When ninth-inning do-or-die situations arise this season, I hope Braden Looper is up for them. He was the most dependable Met all of last year and yet I still don't quite trust him -- maybe he was waiting for this year to start blowing games in earnest because he knew doing so last year would be a waste of time, what with nobody watching. I read his save percentage in 2004 was 85%, which pales in comparison to his predecessor's rate. That was thrown around by Armando apologists when we handed him to the Yankees in July 2003 in exchange for a tube of eyeblack and Jason Anderson.
Remember that whole delightful midsummer purge and all the "prospects" it wrought? Have you noticed that except for Victor Diaz, none of those guys have made the slightest impression or figured into anybody's pretend rosters? Not that dumping Benitez, Alomar, Sanchez, Lloyd and Burnitz wasn't worth it for the cheap composite thrill alone, but the eventual return on those trades probably tells us bulk veteran dross doesn't magically transform itself into future gold.
Diaz I'm looking forward to when the exhibitions start. A couple homers and it could start a Huskey-type tease and they'll have to take him north. Maybe then he starts in right if Cameron isn't healed or doesn't make peace with Willie's ways. Anything to get him on the team is fine. Once he's here, he's going to play, right or left (eerie that Bill Iannicello's plea to buy New Mets tickets arrived in the mail Saturday and didn't mention Cammy or Floyd; for that matter, Tom Glavine was demoted from star attraction to "control specialist"). One more young guy to join Reyes and Wright and Pope Carlos I would make me believe this is a team on a true upward trajectory, not just the same lousy Mets plus a couple of better players.
Yes, yes, I'm a touch overinfluenced by what he did against the Cubs last September.

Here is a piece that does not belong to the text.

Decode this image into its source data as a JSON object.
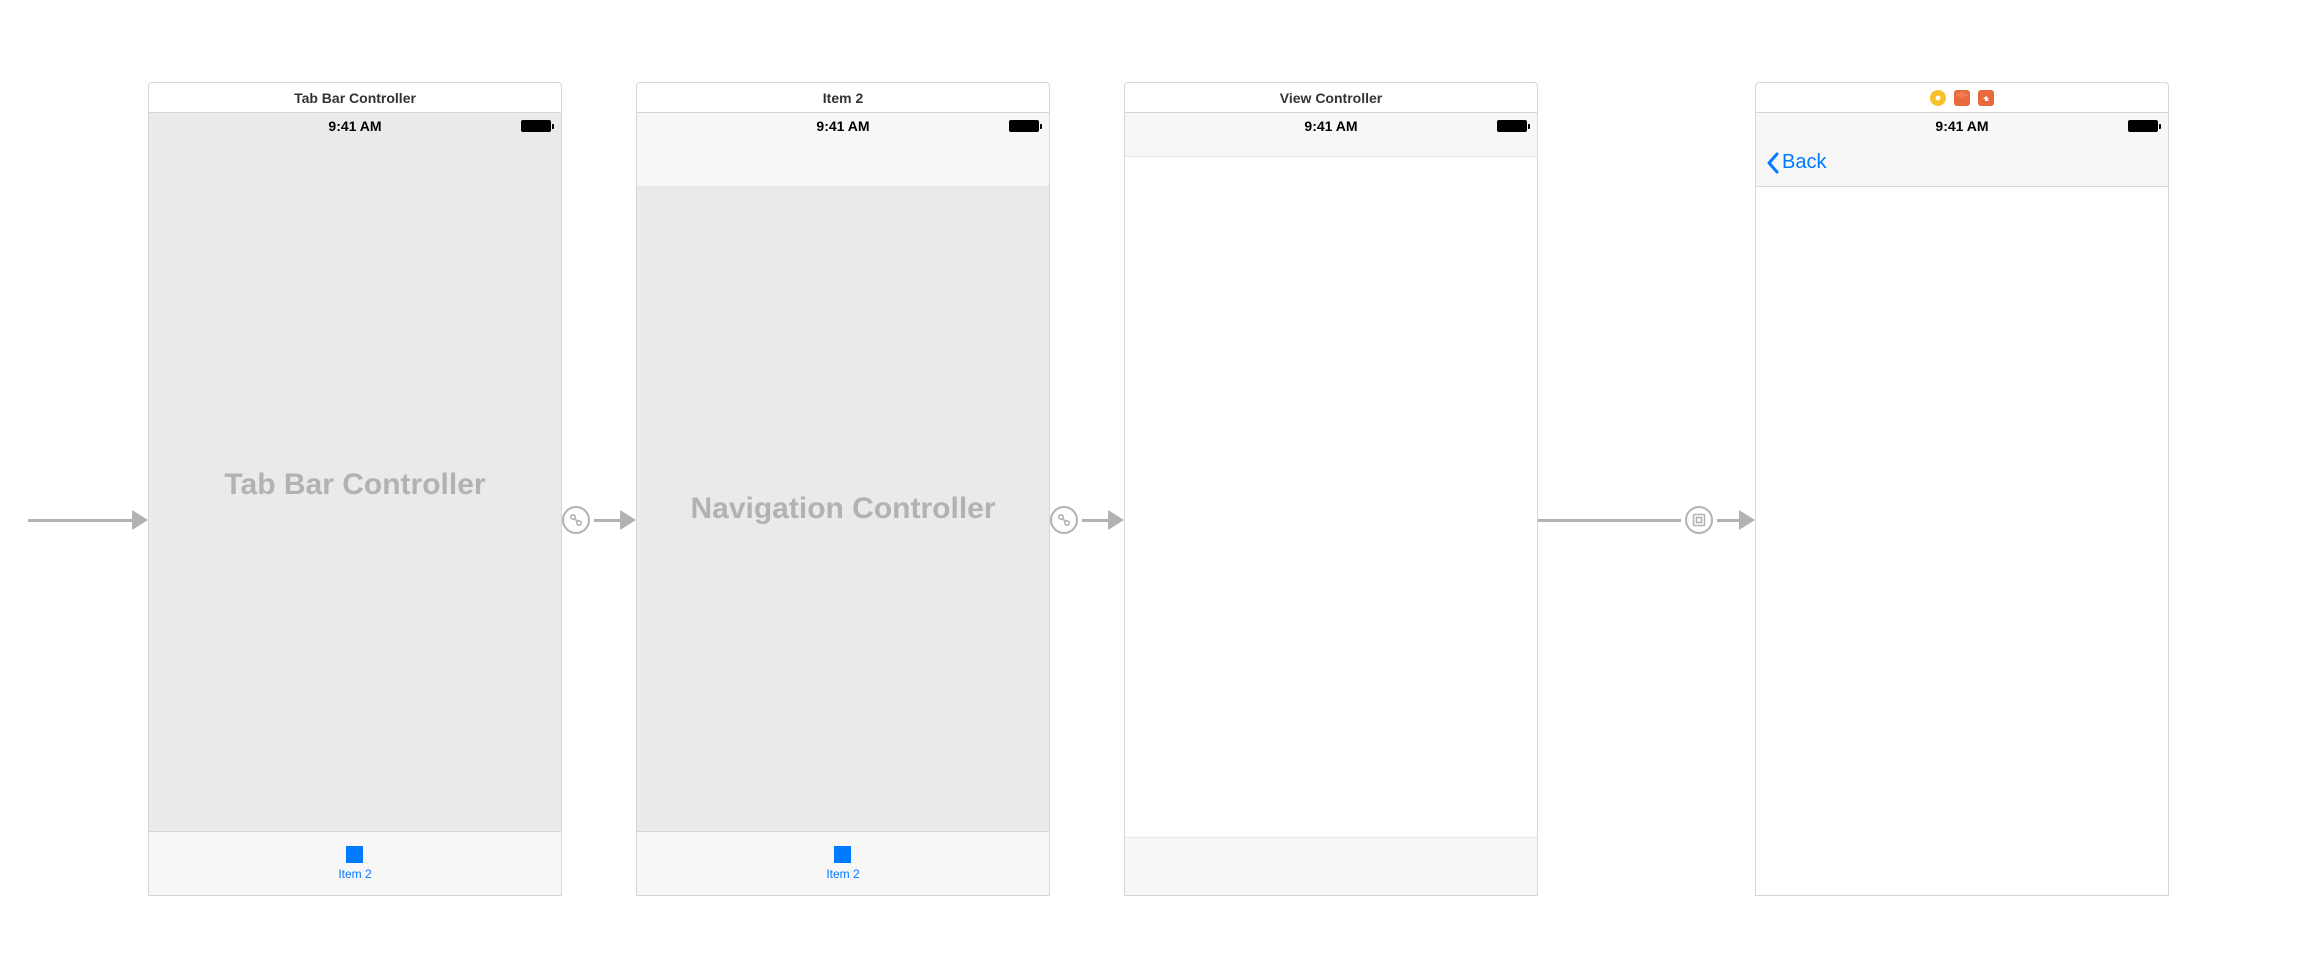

Don't believe what you see from a rookie in the final month -- unless it suits your worldview. With one two-out, ninth-inning swing, this Diaz kid rescued his team from certain defeat, shut up Chicago's vast traveling party (which comprised half of Shea that afternoon, ugh, ugh, ugh) and derailed a pennant contender's hopes. After failing miserably against everybody with an agenda the previous September, the Mets actually did what fourth-place teams are supposed to do when they face their betters. To the spoilers belonged the Victor.